Sara reached over and caught Alessa’s hands with her own. “I’m sorry about your brother and what he’s doing.”
Alessa frowned. “I don’t know how to do this—pretend like I’m okay with this.”
“The same way I did, Lissa. You grit your teeth, smile, and do what you’re told.”
Those were ter
ribly cold words coming from a woman who had been forced into her own marriage, but Alessa understood her mother’s position. There was practically nothing Sara Trentini could do to get her daughter out of the arrangement Joel had made for the future engagement between Alessa and Dean. She had no say—she was just a woman.
“Mom—”
Sara squeezed Alessa’s hands, quieting her daughter. “I’m sorry.”
“That doesn’t help.”
“I know. It didn’t help me, either,” Sara said.
“I think this will work out just fine,” Walter Artino said. “I’m pleased you agree, my boy.”

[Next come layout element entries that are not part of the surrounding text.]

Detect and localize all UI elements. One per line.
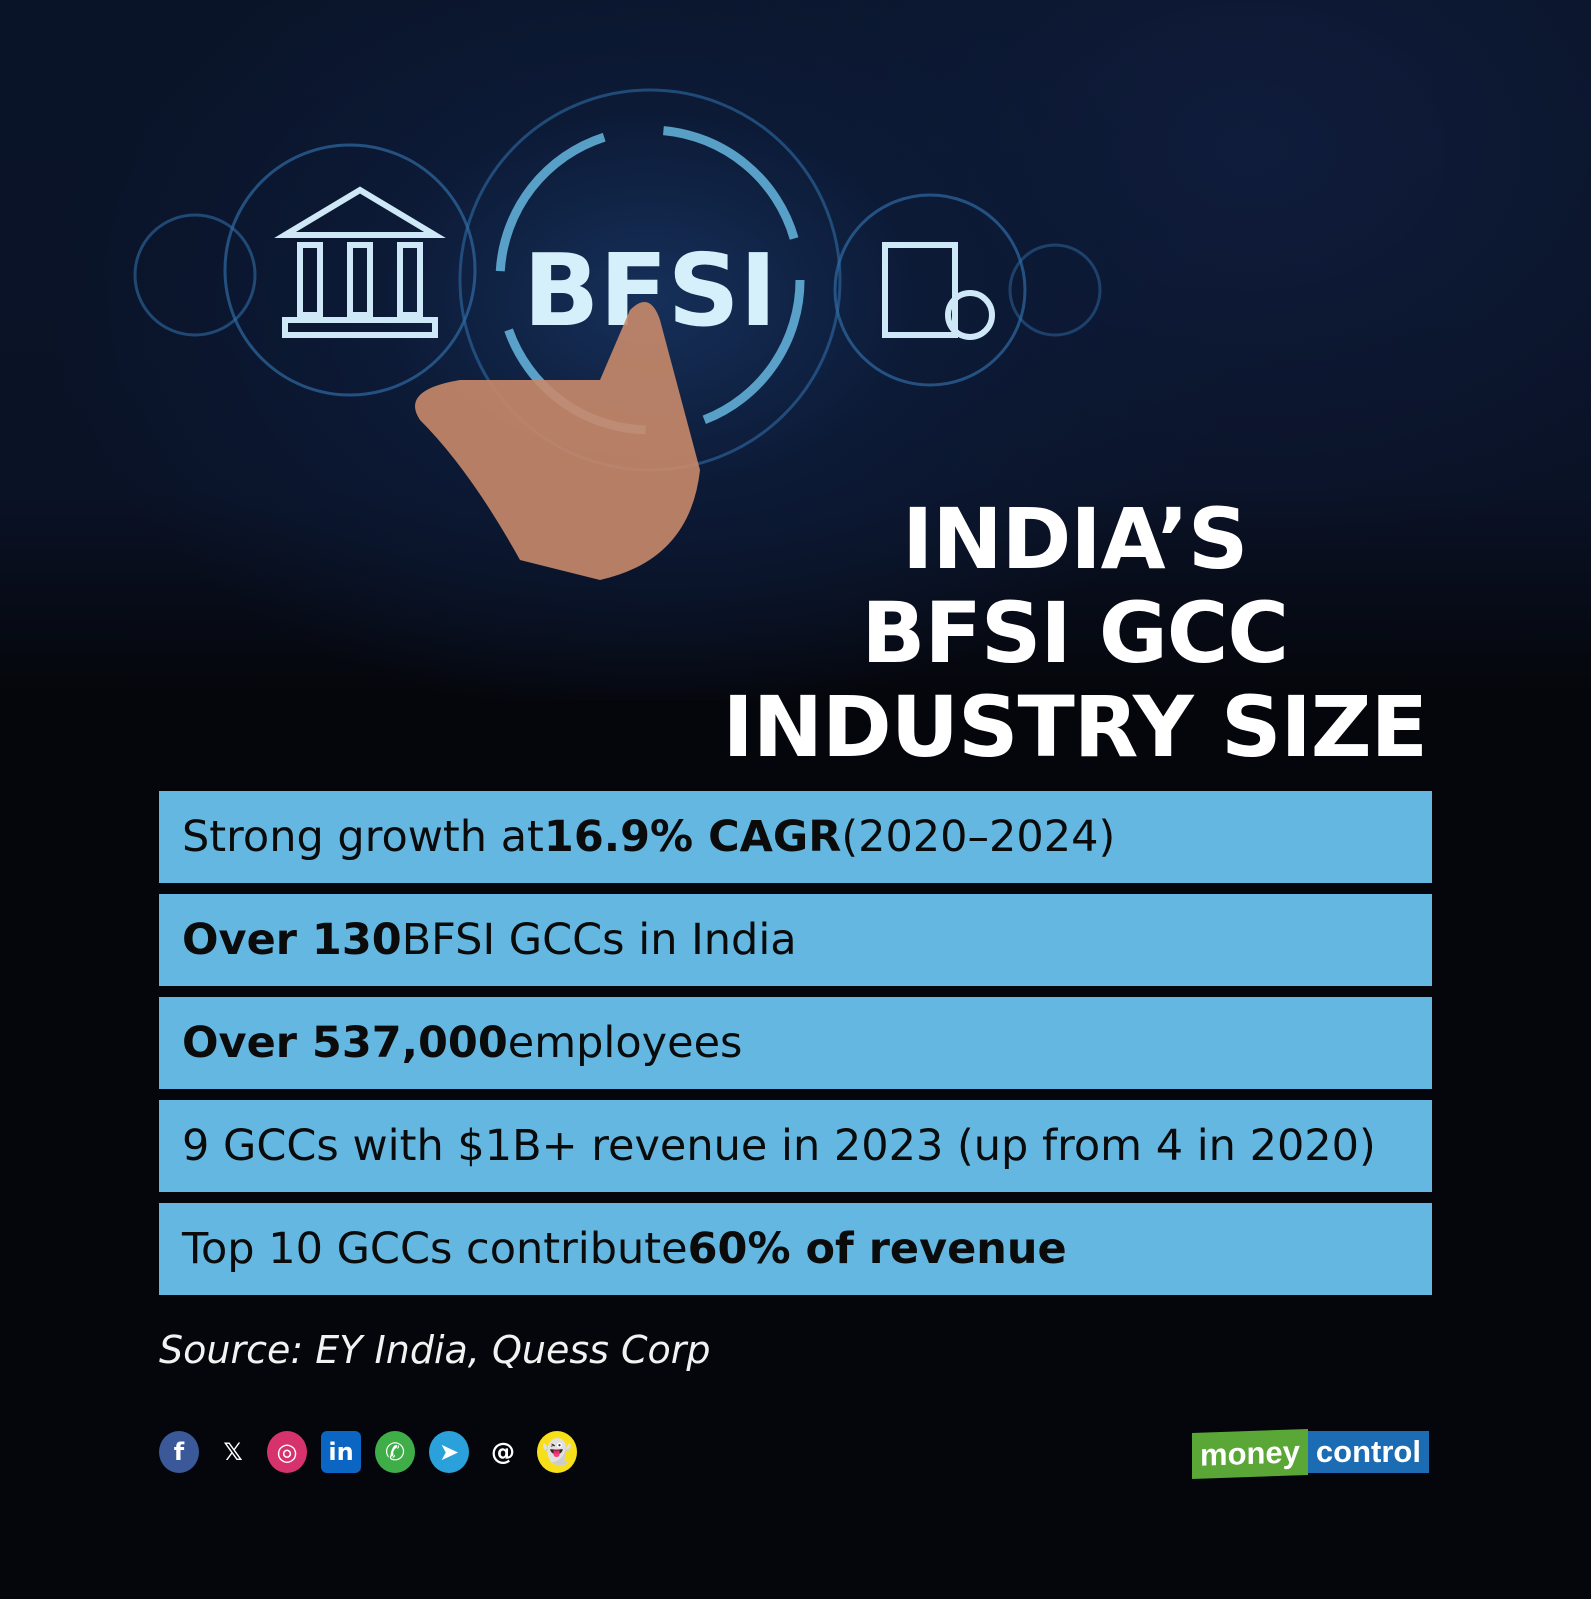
headline-line: INDUSTRY SIZE [722,678,1428,776]
moneycontrol-logo: money control [1192,1428,1429,1480]
linkedin-icon[interactable]: in [321,1431,361,1473]
logo-part-money: money [1192,1428,1308,1480]
fact-text: (2020–2024) [841,812,1116,862]
headline: INDIA’S BFSI GCC INDUSTRY SIZE [723,492,1428,774]
snapchat-icon[interactable]: 👻 [537,1431,577,1473]
fact-text: Top 10 GCCs contribute [182,1224,688,1274]
source-note: Source: EY India, Quess Corp [159,1328,711,1372]
x-icon[interactable]: 𝕏 [213,1431,253,1473]
fact-highlight: Over 130 [182,915,402,965]
fact-row: Over 130 BFSI GCCs in India [159,894,1432,986]
whatsapp-icon[interactable]: ✆ [375,1431,415,1473]
fact-highlight: Over 537,000 [182,1018,508,1068]
fact-row: Over 537,000 employees [159,997,1432,1089]
social-icons: f 𝕏 ◎ in ✆ ➤ @ 👻 [159,1431,577,1473]
hero-image: BFSI [0,0,1591,700]
instagram-icon[interactable]: ◎ [267,1431,307,1473]
headline-line: BFSI GCC [861,584,1289,682]
fact-list: Strong growth at 16.9% CAGR (2020–2024) … [159,791,1432,1306]
fact-text: Strong growth at [182,812,544,862]
logo-part-control: control [1307,1431,1429,1473]
fact-row: Strong growth at 16.9% CAGR (2020–2024) [159,791,1432,883]
bfsi-illustration: BFSI [133,88,1102,580]
fact-text: 9 GCCs with $1B+ revenue in 2023 (up fro… [182,1121,1376,1171]
facebook-icon[interactable]: f [159,1431,199,1473]
fact-highlight: 16.9% CAGR [543,812,842,862]
headline-line: INDIA’S [902,490,1248,588]
fact-row: Top 10 GCCs contribute 60% of revenue [159,1203,1432,1295]
fact-highlight: 60% of revenue [687,1224,1067,1274]
fact-text: BFSI GCCs in India [401,915,797,965]
fact-text: employees [507,1018,743,1068]
fact-row: 9 GCCs with $1B+ revenue in 2023 (up fro… [159,1100,1432,1192]
telegram-icon[interactable]: ➤ [429,1431,469,1473]
threads-icon[interactable]: @ [483,1431,523,1473]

Joel nodded, flicking out his napkin before placing it over his lap. “I think so, too. Terrance had seriously considered the match before his death, but he held back on it just in case something better came along.”
Dean scoffed. “We’re a strong family, Joel. There’s not many better than us.”
Joel barely graced Dean with his attention as he replied, “Well, with Ben gone, the Artinos certainly have the ability to step up to the plate and take the crown for the DeLuca side. I will give you that. It’ll be interesting to see how far your family is able to go with Ben dead and Dino DeLuca out of the picture.”
“Out of curiosity,” Walter said, swirling the wine in his glass, “… who else was your old man looking at for her?”
“Theo, for one,” Joel said.
“Oh?” Dean asked.
“Yes. But he declined.”
Alessa felt like she was in a daze, as if a giant cloud of smoke had come into the room, covered her in it, and was holding her in its smothering grip. She couldn’t believe this conversation was happening with her right there in the room like she didn’t matter to these men at all.
Because in reality, she didn’t.
Alessa Trentini was nothing more than a commodity. Something to be bought and traded for a good price and the right last name. Which was exactly what they were doing. She wanted to scream and shout at Joel. She wanted to deny his demands and threats, but the invisible noose tightening around her throat and Dean’s hand, firmly gripping her knee under the table, kept her quiet.